NOVA probes the secret ingredient of the cosmos: swarms of invisible particles that fill every cubic inch of space, and just may explain how the universe was created. Trillions of ghostly neutrinos move through our bodies every second without us noticing a thing. Yet, without them, the sun wouldn’t shine and the elements that make up our world wouldn’t exist. NOVA explores the 70-year scientific struggle to understand the neutrino—a tale of mind-boggling disappearances—on The Ghost Particle, premiering Tuesday, February 21, 2006, at 8 pm ET on PBS.

Narrated by British actor Juliet Stevenson, The Ghost Particle is the story of a discovery that altered scientists’ understanding of what the universe is made of and how it was first formed. NOVA accompanies scientists into the laboratory, revealing astonishing footage of bizarre experiments. Computer animation brings to life the neutrino particle that is at once invisible and yet utterly essential to all life. NOVA first takes audiences back to 1930, when Austrian physicist Wolfgang Pauli wrote to his colleagues about the phenomenon of radioactive decay. The experts were puzzled by a missing bit of energy that could not be accounted for in their picture of how a radioactive atomic nucleus decays. Pauli suggested that a tiny, previously unknown particle had to exist to account for the missing energy. The problem with this theory, however, was that there was no hard evidence of the neutrinos existence.

It seemed to be an impossible investigation. Neutrinos have no electric charge – making them invisible to ordinary detecting equipment. Truly a poltergeist among particles, they can pass directly through solid matter without making so much as a ripple. Yet, every element vital to life, including carbon and oxygen, is made by a chain of nuclear reactions that would be impossible without neutrinos. They are an essential ingredient of the universe, and catching these neutrinos became the ultimate scientific quest. NOVA sits down with Professor John Bahcall and Nobel Prize winner Ray Davis, two men determined to solve of the biggest puzzles in particle physics. In the 1960s, they began their scientific adventure with a daring underground experiment that few believed could succeed.

Their goal was to find neutrinos produced by nuclear fusion within our shining sun. While Bahcall calculated the sun’s theoretical neutrino output, Davis built a neutrino trap nearly a mile underground in a gold mine in South Dakota, consisting of over 100,000 gallons of dry cleaning fluid. Their results were anything but expected, and sparked a raging debate that would take 40 years to resolve.
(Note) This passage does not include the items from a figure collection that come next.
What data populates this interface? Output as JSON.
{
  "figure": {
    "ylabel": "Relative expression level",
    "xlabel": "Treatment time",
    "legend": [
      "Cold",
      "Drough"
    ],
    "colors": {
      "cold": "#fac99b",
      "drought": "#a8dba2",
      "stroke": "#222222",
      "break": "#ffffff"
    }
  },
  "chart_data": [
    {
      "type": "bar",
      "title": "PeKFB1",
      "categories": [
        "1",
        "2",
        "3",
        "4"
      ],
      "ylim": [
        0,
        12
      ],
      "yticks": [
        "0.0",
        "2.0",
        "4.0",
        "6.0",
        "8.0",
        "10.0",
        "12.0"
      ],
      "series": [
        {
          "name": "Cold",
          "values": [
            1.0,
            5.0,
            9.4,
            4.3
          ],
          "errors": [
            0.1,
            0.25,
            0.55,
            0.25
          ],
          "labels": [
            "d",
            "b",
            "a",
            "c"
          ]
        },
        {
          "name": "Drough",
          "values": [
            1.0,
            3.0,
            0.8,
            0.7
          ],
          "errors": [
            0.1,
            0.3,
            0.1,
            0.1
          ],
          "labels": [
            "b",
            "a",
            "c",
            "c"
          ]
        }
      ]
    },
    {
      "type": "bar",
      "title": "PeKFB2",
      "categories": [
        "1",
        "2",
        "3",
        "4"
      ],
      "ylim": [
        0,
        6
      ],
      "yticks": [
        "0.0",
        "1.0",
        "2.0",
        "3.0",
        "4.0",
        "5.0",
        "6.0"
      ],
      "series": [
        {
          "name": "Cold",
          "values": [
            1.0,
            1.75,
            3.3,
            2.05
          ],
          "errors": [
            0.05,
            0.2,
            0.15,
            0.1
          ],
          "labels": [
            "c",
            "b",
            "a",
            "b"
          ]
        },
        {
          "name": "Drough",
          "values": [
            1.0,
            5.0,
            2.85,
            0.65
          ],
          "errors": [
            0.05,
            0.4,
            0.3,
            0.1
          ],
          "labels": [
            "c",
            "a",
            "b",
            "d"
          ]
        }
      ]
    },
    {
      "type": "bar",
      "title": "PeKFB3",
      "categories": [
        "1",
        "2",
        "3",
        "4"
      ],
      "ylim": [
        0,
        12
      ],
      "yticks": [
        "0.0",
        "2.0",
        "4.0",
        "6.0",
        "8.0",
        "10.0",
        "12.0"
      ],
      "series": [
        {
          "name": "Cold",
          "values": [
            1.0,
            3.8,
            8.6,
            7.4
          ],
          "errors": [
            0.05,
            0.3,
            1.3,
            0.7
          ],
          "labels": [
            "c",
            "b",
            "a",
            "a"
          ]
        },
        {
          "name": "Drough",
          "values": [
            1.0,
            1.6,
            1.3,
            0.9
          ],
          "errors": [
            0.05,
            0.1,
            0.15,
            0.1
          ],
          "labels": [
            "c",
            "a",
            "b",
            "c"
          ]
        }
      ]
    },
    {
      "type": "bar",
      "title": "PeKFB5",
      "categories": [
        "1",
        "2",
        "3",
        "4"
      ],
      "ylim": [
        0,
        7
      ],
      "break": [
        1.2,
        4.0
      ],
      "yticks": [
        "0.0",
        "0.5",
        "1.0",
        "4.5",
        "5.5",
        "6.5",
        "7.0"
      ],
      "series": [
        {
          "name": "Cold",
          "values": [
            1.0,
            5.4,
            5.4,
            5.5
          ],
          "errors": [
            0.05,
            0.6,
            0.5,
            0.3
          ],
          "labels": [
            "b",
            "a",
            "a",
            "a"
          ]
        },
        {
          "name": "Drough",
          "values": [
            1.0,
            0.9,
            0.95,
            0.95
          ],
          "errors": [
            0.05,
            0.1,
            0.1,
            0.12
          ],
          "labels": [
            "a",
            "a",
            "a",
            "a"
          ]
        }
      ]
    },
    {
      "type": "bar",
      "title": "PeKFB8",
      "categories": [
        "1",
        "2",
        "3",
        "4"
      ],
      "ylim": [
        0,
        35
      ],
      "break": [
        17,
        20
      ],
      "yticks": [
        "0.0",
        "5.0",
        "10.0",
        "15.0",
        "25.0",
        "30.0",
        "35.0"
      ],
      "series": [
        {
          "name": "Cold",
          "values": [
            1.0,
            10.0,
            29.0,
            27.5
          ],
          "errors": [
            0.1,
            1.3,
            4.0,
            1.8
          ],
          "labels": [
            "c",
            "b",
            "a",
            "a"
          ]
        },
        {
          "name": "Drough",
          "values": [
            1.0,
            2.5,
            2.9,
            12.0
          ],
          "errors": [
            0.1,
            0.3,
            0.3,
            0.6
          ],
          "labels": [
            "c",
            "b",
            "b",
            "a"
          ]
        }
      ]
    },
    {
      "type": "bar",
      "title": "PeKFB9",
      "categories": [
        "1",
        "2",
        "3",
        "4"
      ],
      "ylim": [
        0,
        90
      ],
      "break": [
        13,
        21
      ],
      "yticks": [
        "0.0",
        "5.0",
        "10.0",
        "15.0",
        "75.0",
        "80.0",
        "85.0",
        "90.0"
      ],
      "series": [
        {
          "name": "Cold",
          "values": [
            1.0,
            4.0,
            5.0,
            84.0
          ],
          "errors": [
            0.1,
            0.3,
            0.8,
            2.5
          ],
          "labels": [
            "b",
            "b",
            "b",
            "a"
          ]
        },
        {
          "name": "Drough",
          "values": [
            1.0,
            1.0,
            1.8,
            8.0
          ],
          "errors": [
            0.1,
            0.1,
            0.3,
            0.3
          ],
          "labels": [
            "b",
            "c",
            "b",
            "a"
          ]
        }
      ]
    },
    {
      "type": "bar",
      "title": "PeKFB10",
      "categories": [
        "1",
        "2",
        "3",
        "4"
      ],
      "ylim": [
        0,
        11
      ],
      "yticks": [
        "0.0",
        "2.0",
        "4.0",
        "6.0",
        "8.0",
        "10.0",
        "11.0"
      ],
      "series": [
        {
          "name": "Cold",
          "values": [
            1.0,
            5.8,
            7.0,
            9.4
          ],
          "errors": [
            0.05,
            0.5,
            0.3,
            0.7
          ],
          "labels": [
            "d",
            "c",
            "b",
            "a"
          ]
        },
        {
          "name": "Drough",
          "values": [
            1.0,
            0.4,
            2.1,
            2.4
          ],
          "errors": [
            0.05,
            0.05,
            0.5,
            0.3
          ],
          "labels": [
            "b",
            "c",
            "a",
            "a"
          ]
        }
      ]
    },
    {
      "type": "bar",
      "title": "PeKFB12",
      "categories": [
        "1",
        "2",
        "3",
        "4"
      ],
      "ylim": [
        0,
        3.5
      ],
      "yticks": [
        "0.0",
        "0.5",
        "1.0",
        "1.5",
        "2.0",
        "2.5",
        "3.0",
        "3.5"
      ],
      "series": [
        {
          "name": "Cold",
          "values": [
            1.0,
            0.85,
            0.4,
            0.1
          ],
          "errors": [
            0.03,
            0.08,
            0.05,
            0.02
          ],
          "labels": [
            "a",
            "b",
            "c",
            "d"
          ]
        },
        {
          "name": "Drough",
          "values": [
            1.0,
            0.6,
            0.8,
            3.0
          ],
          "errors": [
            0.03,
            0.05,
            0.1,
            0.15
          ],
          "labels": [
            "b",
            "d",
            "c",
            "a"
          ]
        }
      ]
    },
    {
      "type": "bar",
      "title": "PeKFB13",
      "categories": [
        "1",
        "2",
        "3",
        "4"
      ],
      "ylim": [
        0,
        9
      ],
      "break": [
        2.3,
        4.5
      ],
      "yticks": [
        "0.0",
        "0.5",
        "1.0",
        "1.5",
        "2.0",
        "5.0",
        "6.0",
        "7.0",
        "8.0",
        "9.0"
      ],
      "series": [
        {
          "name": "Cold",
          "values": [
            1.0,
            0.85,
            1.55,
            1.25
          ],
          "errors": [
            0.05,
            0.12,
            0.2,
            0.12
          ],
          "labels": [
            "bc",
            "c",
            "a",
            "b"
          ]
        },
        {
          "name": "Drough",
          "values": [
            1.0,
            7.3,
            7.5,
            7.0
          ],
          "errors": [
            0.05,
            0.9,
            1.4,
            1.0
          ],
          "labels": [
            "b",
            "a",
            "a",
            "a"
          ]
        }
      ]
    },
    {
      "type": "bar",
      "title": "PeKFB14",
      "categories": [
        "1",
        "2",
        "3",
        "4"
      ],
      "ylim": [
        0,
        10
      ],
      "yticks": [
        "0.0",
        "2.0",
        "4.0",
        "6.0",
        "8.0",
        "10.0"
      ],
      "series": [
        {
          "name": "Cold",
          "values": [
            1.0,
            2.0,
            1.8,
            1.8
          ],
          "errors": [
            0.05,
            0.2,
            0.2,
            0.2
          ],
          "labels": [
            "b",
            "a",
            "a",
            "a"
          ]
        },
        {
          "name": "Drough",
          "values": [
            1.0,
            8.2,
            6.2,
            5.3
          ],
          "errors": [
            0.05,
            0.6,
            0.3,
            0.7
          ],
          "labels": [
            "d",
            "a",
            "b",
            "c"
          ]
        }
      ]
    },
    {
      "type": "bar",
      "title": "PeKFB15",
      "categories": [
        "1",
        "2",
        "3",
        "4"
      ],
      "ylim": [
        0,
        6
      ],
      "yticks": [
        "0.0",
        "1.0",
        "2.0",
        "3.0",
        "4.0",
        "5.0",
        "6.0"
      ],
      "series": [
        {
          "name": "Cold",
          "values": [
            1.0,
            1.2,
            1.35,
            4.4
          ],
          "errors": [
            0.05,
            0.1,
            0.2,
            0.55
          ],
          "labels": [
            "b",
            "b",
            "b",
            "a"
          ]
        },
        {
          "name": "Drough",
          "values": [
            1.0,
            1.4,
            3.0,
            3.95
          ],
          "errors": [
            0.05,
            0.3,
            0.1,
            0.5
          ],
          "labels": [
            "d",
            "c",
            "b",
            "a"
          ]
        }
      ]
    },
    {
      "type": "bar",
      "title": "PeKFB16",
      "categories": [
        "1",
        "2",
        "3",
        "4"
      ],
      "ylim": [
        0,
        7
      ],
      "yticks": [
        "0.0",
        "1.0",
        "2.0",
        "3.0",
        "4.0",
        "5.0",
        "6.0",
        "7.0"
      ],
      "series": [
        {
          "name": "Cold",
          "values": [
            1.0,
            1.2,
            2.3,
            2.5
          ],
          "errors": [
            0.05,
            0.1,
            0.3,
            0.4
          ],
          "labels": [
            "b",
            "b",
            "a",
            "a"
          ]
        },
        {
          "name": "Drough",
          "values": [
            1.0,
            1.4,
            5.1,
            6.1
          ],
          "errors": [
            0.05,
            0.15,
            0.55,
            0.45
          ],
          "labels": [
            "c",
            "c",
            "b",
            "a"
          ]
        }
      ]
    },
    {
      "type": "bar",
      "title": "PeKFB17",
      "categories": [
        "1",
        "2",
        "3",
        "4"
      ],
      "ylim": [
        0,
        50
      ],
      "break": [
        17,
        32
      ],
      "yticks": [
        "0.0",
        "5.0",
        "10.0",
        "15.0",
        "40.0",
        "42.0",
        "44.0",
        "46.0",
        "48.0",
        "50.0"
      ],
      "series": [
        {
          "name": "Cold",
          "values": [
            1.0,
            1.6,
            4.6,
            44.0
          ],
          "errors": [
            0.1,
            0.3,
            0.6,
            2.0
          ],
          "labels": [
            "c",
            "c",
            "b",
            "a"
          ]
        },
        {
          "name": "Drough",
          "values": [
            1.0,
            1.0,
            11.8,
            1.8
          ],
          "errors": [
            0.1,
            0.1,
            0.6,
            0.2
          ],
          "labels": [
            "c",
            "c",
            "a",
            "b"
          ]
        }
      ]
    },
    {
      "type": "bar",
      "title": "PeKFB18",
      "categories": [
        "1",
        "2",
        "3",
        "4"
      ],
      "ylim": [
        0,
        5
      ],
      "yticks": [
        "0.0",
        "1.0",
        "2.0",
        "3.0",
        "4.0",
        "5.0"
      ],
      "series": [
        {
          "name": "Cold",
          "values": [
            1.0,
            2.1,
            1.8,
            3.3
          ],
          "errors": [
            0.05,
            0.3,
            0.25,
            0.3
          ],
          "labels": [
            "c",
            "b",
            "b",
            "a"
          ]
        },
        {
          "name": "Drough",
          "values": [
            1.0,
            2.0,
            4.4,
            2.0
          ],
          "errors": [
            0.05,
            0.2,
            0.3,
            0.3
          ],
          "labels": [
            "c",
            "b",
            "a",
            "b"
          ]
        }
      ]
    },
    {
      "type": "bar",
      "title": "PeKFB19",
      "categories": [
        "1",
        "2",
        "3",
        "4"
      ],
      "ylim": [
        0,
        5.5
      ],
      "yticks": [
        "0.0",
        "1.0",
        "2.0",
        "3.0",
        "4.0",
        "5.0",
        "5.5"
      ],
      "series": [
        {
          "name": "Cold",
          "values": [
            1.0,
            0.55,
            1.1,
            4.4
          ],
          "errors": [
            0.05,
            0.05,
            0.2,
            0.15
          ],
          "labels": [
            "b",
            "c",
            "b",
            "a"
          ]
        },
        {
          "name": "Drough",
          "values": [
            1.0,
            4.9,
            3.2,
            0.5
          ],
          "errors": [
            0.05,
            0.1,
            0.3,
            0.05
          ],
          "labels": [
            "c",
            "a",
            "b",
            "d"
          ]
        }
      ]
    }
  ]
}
Journeying from Davis’s South Dakota experiment site, to the Super-K detector in Japan, NOVA recounts the neutrino hunt with the world’s top physicists. To all the experts, Bahcall’s prediction method and Davis’s experiment design were both correct – yet the results did not match up! Most disturbing, the possible explanation for the discordance flew in the face of the Standard Model, an underlying theory explaining the basic building blocks of the universe and essential to understanding the Big Bang.

Construction of the Sudbury Neutrino Observatory (SNO) in Canada would finally settle the long debate by revealing the unlikeliest solution of all — that neutrinos have a bizarre ability to switch identity as they travel from the sun. With its shape-shifting behavior, the “Ghost Particle” turned out to be even stranger than anyone imagined.On an eye-popping tour, NOVA visits this extraordinary laboratory built two kilometers below ground, housing an acrylic sphere containing 1,000 tons of heavy water. The exact center of the SNO detector boasts the lowest level of radiation at any point in the solar system.Join NOVA for one of the great stories of science – a sprawling mystery culminating in what is arguably the most significant discovery of the new century. It is a discovery that challenges convention and continues to open a new world of physics–all due to this ghost particle, the enigmatic neutrino.